Taiwan potrebbe essere vulnerabile a un blocco navale prolungato anche per la dipendenza quasi totale dalle importazioni per il suo approvvigionamento energetico. Una messa “in quarantena” potrebbe far esaurire le riserve nel giro di tre settimane.
Quanto dureranno le esercitazioni?
Da capire la durata delle esercitazioni, che a differenza dei precedenti non è stata annunciata. Al di là della retorica bellicista, forte come sempre, da cogliere eventuali elementi di novità. Va fatta attenzione a eventuali incursioni oltre il “confine” delle 24 miglia nautiche dalle coste, che segna l’ingresso nelle acque contigue dell’isola principale di Taiwan. Sinora è stato lambito, ma mai valicato. Significativo invece l’impiego diffuso della guardia costiera, impegnata con diversi gruppi di navi a circumnavigare l’isola principale di Taiwan e le sue isole minori, a partire dall’arcipelago di Matsu, che si trova a soli circa 15 chilometri dalle coste del Fujian cinese. Qui, la guardia costiera di Taipei ha allontanato quattro imbarcazioni di Pechino che si erano avvicinate troppo.
Non c’è la sensazione che ci sia una volontà di confronto imminente, ma è chiaro che un maggiore dispiego militare porta con sé anche maggiori rischi di incidenti non calcolati, passibili di essere utilizzati come casus belli.
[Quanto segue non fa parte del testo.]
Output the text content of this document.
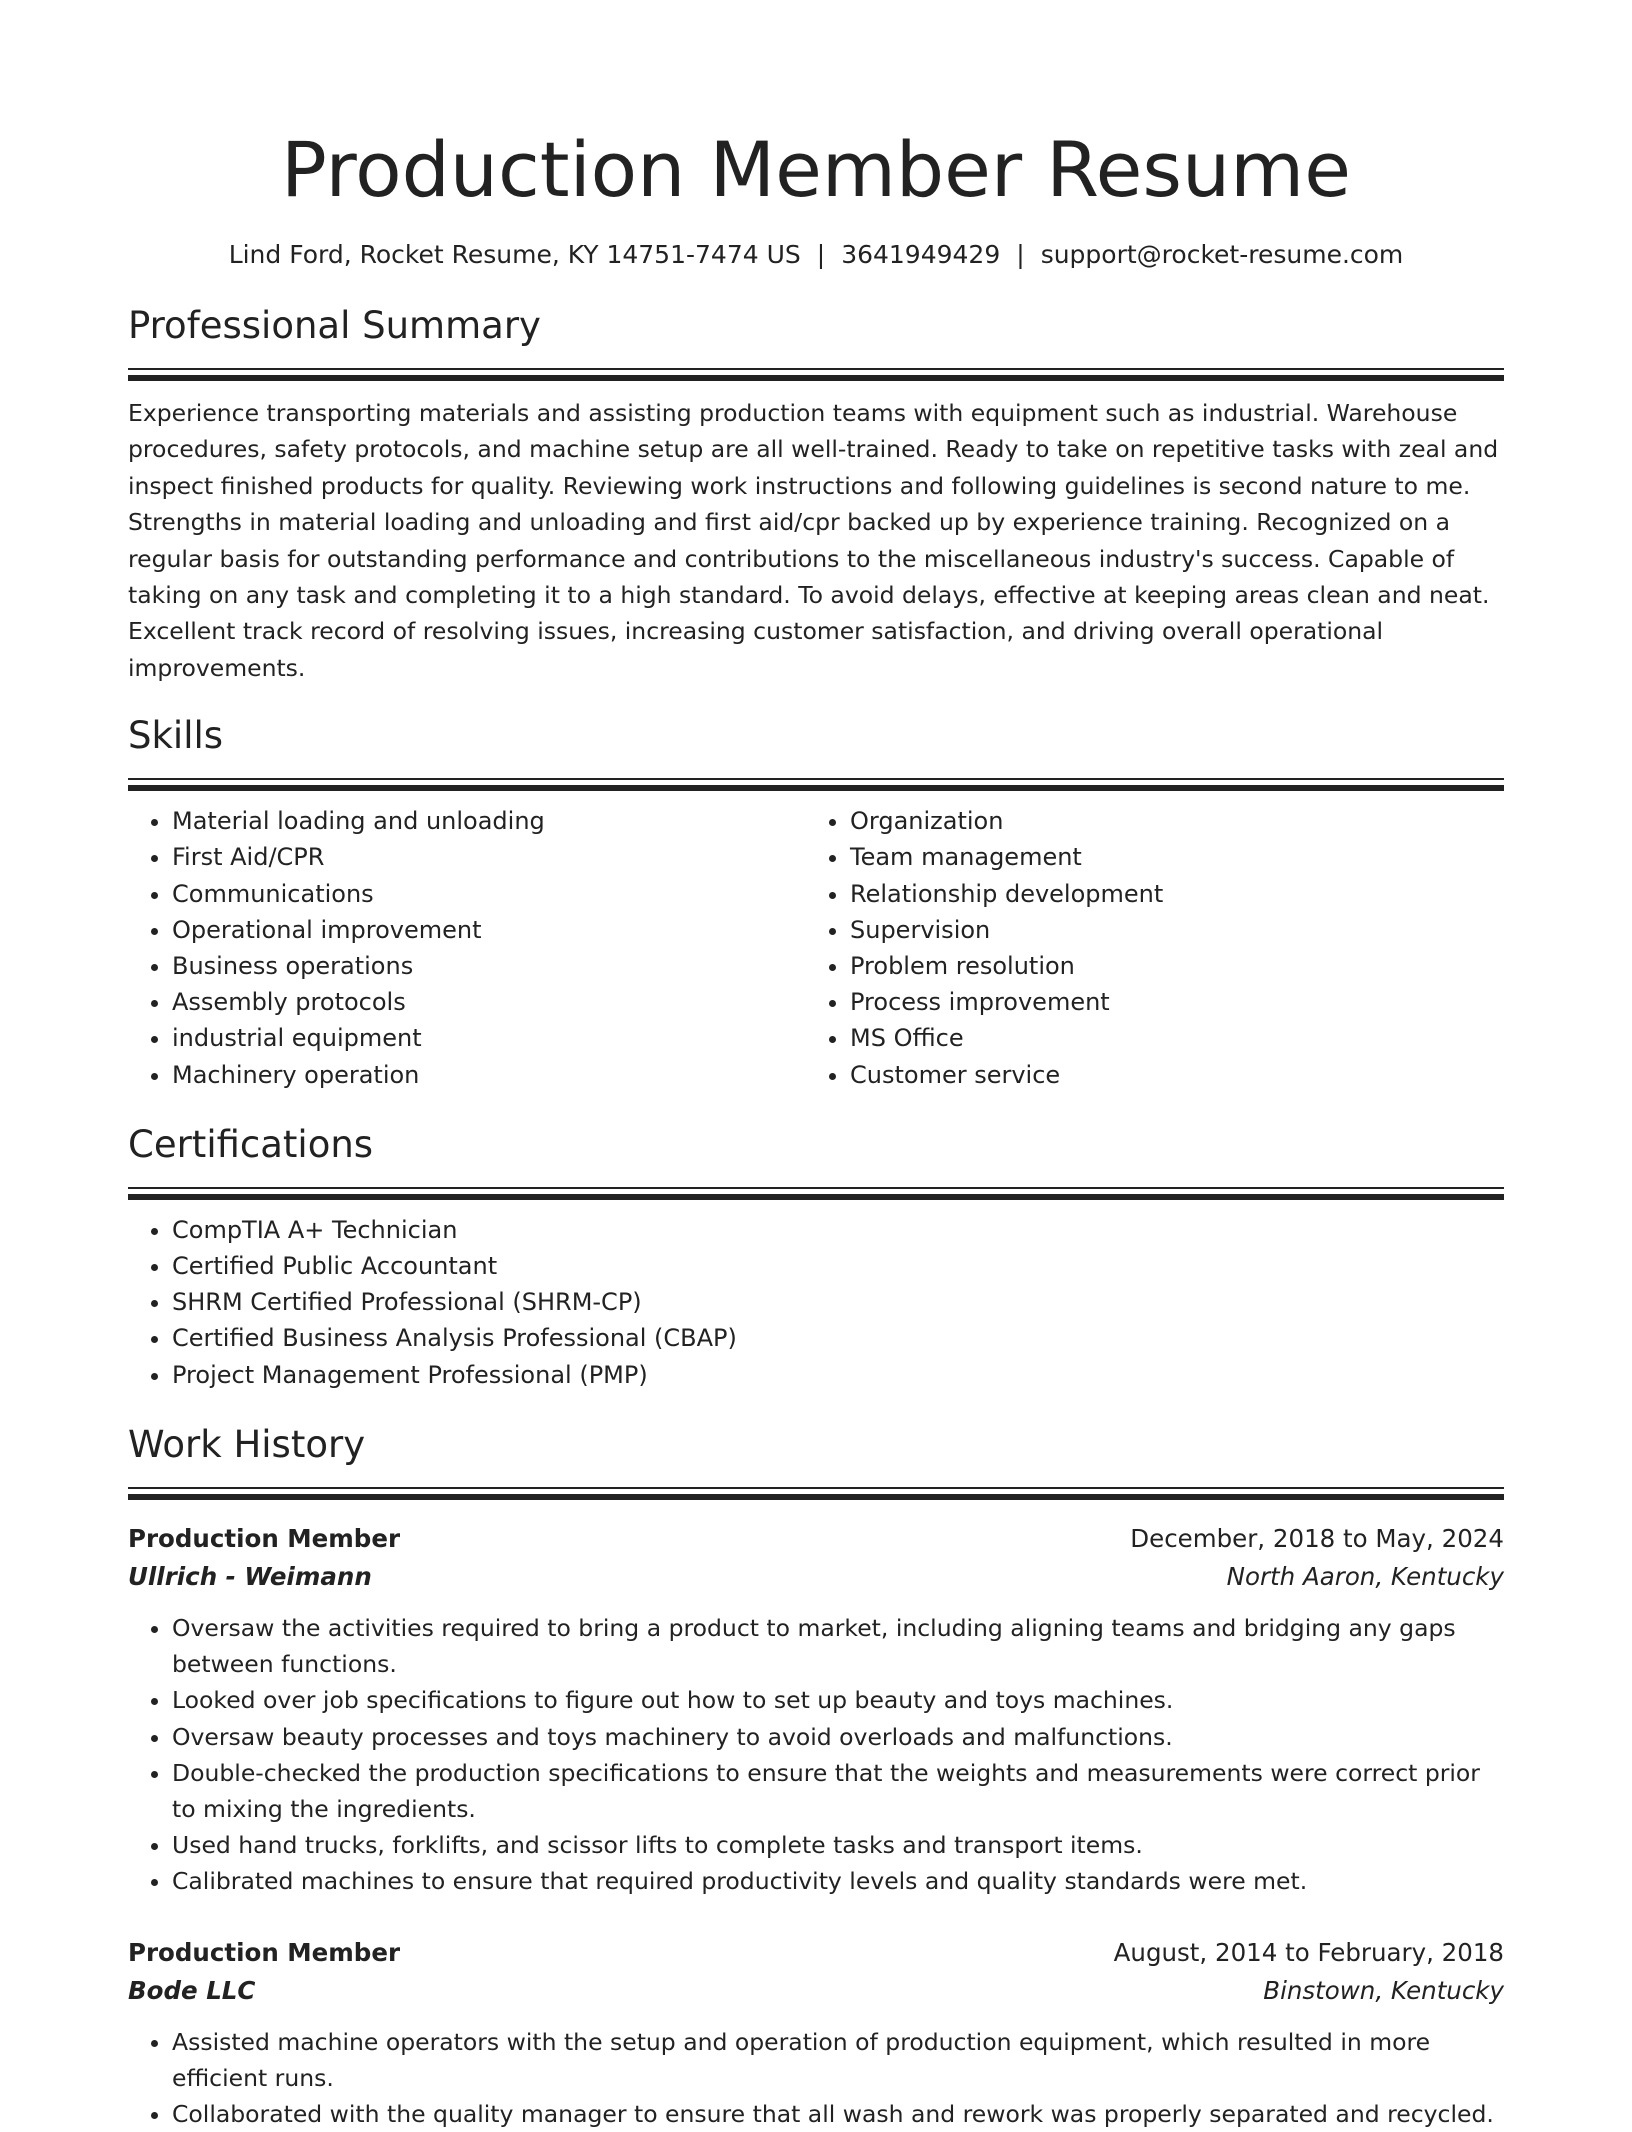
Production Member Resume
Lind Ford, Rocket Resume, KY 14751-7474 US | 3641949429 | support@rocket-resume.com
Professional Summary
Experience transporting materials and assisting production teams with equipment such as industrial. Warehouse procedures, safety protocols, and machine setup are all well-trained. Ready to take on repetitive tasks with zeal and inspect finished products for quality. Reviewing work instructions and following guidelines is second nature to me. Strengths in material loading and unloading and first aid/cpr backed up by experience training. Recognized on a regular basis for outstanding performance and contributions to the miscellaneous industry's success. Capable of taking on any task and completing it to a high standard. To avoid delays, effective at keeping areas clean and neat. Excellent track record of resolving issues, increasing customer satisfaction, and driving overall operational improvements.
Skills
• Material loading and unloading
• First Aid/CPR
• Communications
• Operational improvement
• Business operations
• Assembly protocols
• industrial equipment
• Machinery operation
• Organization
• Team management
• Relationship development
• Supervision
• Problem resolution
• Process improvement
• MS Office
• Customer service
Certifications
• CompTIA A+ Technician
• Certified Public Accountant
• SHRM Certified Professional (SHRM-CP)
• Certified Business Analysis Professional (CBAP)
• Project Management Professional (PMP)
Work History
Production Member	December, 2018 to May, 2024
Ullrich - Weimann	North Aaron, Kentucky
• Oversaw the activities required to bring a product to market, including aligning teams and bridging any gaps between functions.
• Looked over job specifications to figure out how to set up beauty and toys machines.
• Oversaw beauty processes and toys machinery to avoid overloads and malfunctions.
• Double-checked the production specifications to ensure that the weights and measurements were correct prior to mixing the ingredients.
• Used hand trucks, forklifts, and scissor lifts to complete tasks and transport items.
• Calibrated machines to ensure that required productivity levels and quality standards were met.
Production Member	August, 2014 to February, 2018
Bode LLC	Binstown, Kentucky
• Assisted machine operators with the setup and operation of production equipment, which resulted in more efficient runs.
• Collaborated with the quality manager to ensure that all wash and rework was properly separated and recycled.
Nel futuro prossimo, inoltre, sono prevedibili nuove turbolenze, vista la prassi che è stata fissata con la presidenza Lai. Qualora (come accaduto regolarmente in passato) il leader taiwanese svolgesse nuovi transiti negli Stati Uniti, ci si possono aspettare scossoni anche più forti di quello di questi giorni. Mentre lo status quo continua a erodersi.